O artigo 15.º-C do RJEEAL define o regime das áreas de crescimento sustentável, determinando, no n.º 2, que os municípios podem estabelecer no regulamento requisitos adicionais para a instalação de novos estabelecimentos de alojamento local em áreas de crescimento sustentável; no n.º 3, abre-se a porta a exceções às limitações previstas regulamentarmente para estas áreas.

Sublinha-se que, mesmo nestas áreas de contenção e de crescimento sustentável, não há uma proibição total de novos registos de estabelecimentos de alojamento local em imóveis destinados a habitação, como pretendem os proponentes da iniciativa, aspeto que reveste especial importância na avaliação relativa às perguntas feitas em ordem a uma alteração neste domínio. Na concretização regulamentar mais restritiva das áreas de contenção, o que pode acontecer é que enquanto se verificarem os pressupostos limitativos legalmente admissíveis (cf. artigo 15.º-B, n.º 1, alíneas a) e b), do RJEEAL), isto é, temporariamente, não sejam autorizados novos registos. E, em relação a registos existentes, o seu cancelamento está sujeito ao princípio da tipicidade, sendo os fundamentos elencados no artigo 9.º do RJEEAL.

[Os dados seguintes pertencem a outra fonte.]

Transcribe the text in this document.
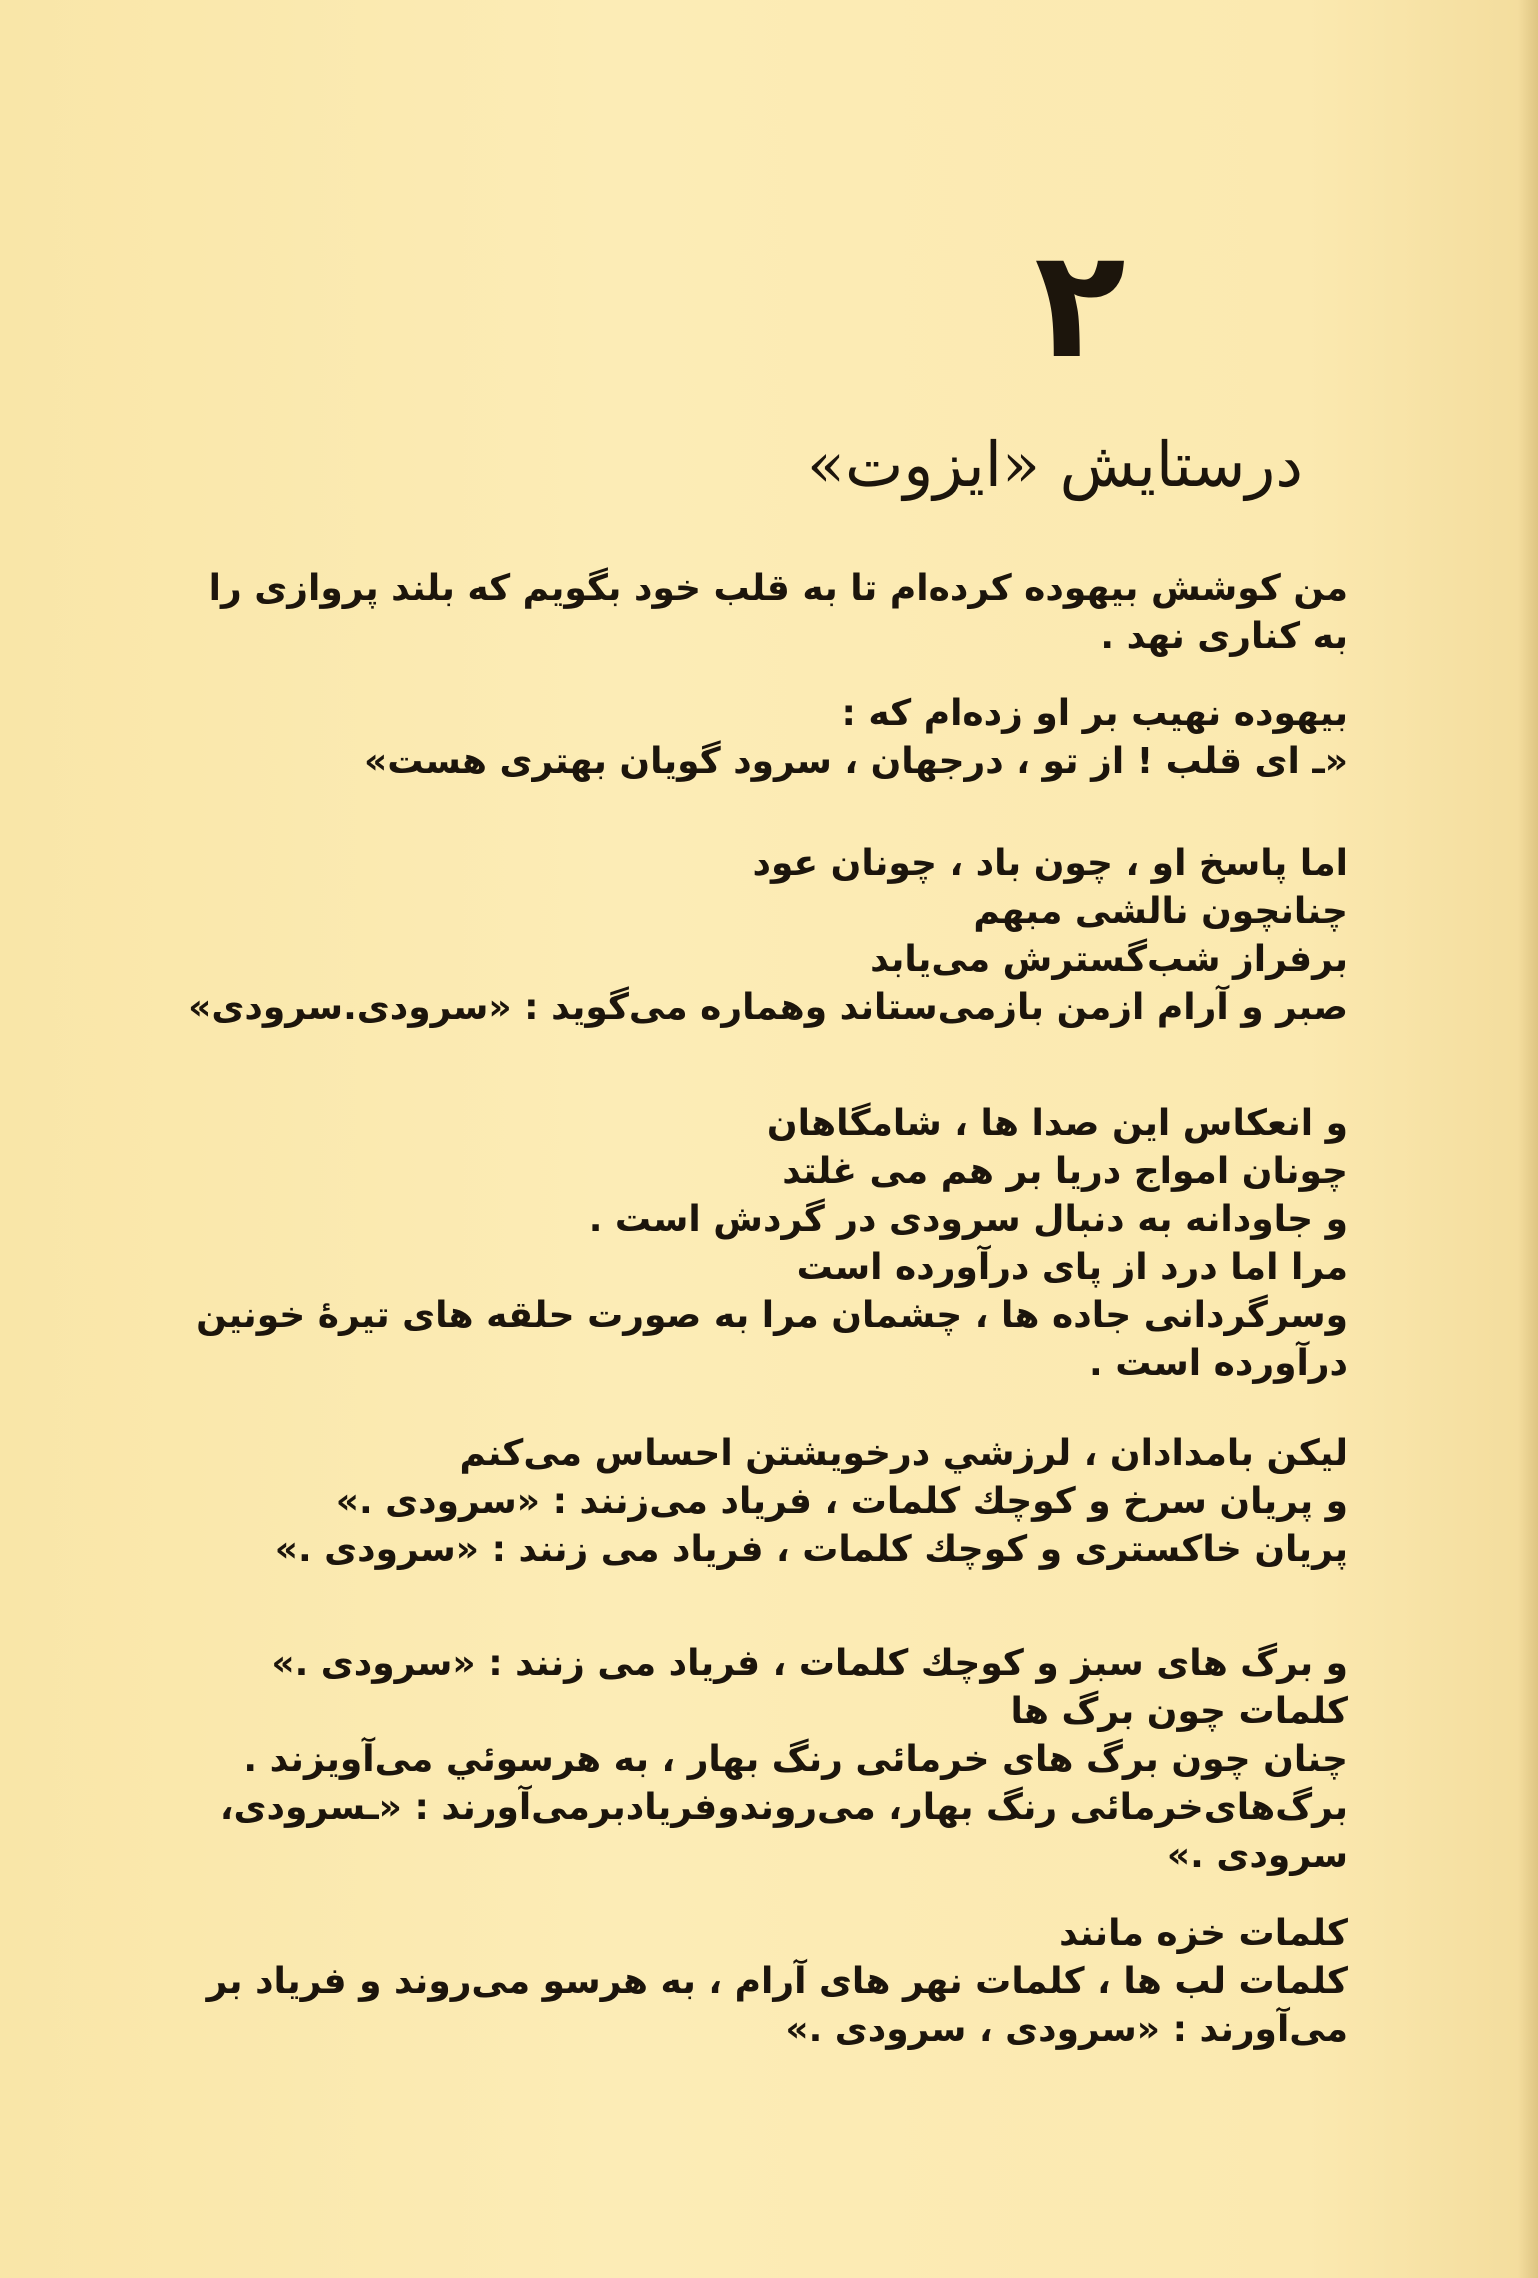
۲
درستایش «ایزوت»
من کوشش بیهوده کرده‌ام تا به قلب خود بگویم که بلند پروازی را
به کناری نهد .
بیهوده نهیب بر او زده‌ام که :
«ـ ای قلب ! از تو ، درجهان ، سرود گویان بهتری هست»
اما پاسخ او ، چون باد ، چونان عود
چنانچون نالشی مبهم
برفراز شب‌گسترش می‌یابد
صبر و آرام ازمن بازمی‌ستاند وهماره می‌گوید : «سرودی.سرودی»
و انعکاس این صدا ها ، شامگاهان
چونان امواج دریا بر هم می غلتد
و جاودانه به دنبال سرودی در گردش است .
مرا اما درد از پای درآورده است
وسرگردانی جاده ها ، چشمان مرا به صورت حلقه های تیرهٔ خونین
درآورده است .
لیکن بامدادان ، لرزشي درخویشتن احساس می‌کنم
و پریان سرخ و کوچك کلمات ، فریاد می‌زنند : «سرودی .»
پریان خاکستری و کوچك کلمات ، فریاد می زنند : «سرودی .»
و برگ های سبز و کوچك کلمات ، فریاد می زنند : «سرودی .»
کلمات چون برگ ها
چنان چون برگ های خرمائی رنگ بهار ، به هرسوئي می‌آویزند .
برگ‌های‌خرمائی رنگ بهار، می‌روندوفریادبرمی‌آورند : «ـسرودی،
سرودی .»
کلمات خزه مانند
کلمات لب ها ، کلمات نهر های آرام ، به هرسو می‌روند و فریاد بر
می‌آورند : «سرودی ، سرودی .»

Pode, por fim, concluir-se que a atividade de alojamento local está sujeita a dois tipos de limitações: decorrentes da autonomia privada (v.g., restrições previstas no título constitutivo da propriedade horizontal ou no regulamento de condomínio que dele seja parte integrante) ou do interesse público, nomeadamente com vista à realização do direito à habitação (criação de áreas de contenção, por exemplo).

6.3 - Esboçado o regime geral que limita a atividade regulamentar nesta matéria e recordando o artigo 4.º, n.º 1, alínea b), do RJRL, considerem-se agora as perguntas que integram a proposta de referendo. Assim:

1 - Concorda em alterar o Regulamento Municipal do Alojamento Local no sentido de a Câmara Municipal de Lisboa, no prazo de 180 dias, ordenar o cancelamento dos alojamentos locais registados em imóveis destinados a habitação?

2 - Concorda em alterar o Regulamento Municipal do Alojamento Local para que deixem de ser permitidos alojamentos locais em imóveis destinados a habitação?

Na sua fundamentação, refere-se o RMAL, mais especificamente o artigo 10.º, cujo n.º 2 dispõe o seguinte: «[a] autorização de utilização adequada a que se refere o n.º 1 do artigo 6.º do RJEEAL é, para efeitos do presente Regulamento, a autorização de utilização para habitação».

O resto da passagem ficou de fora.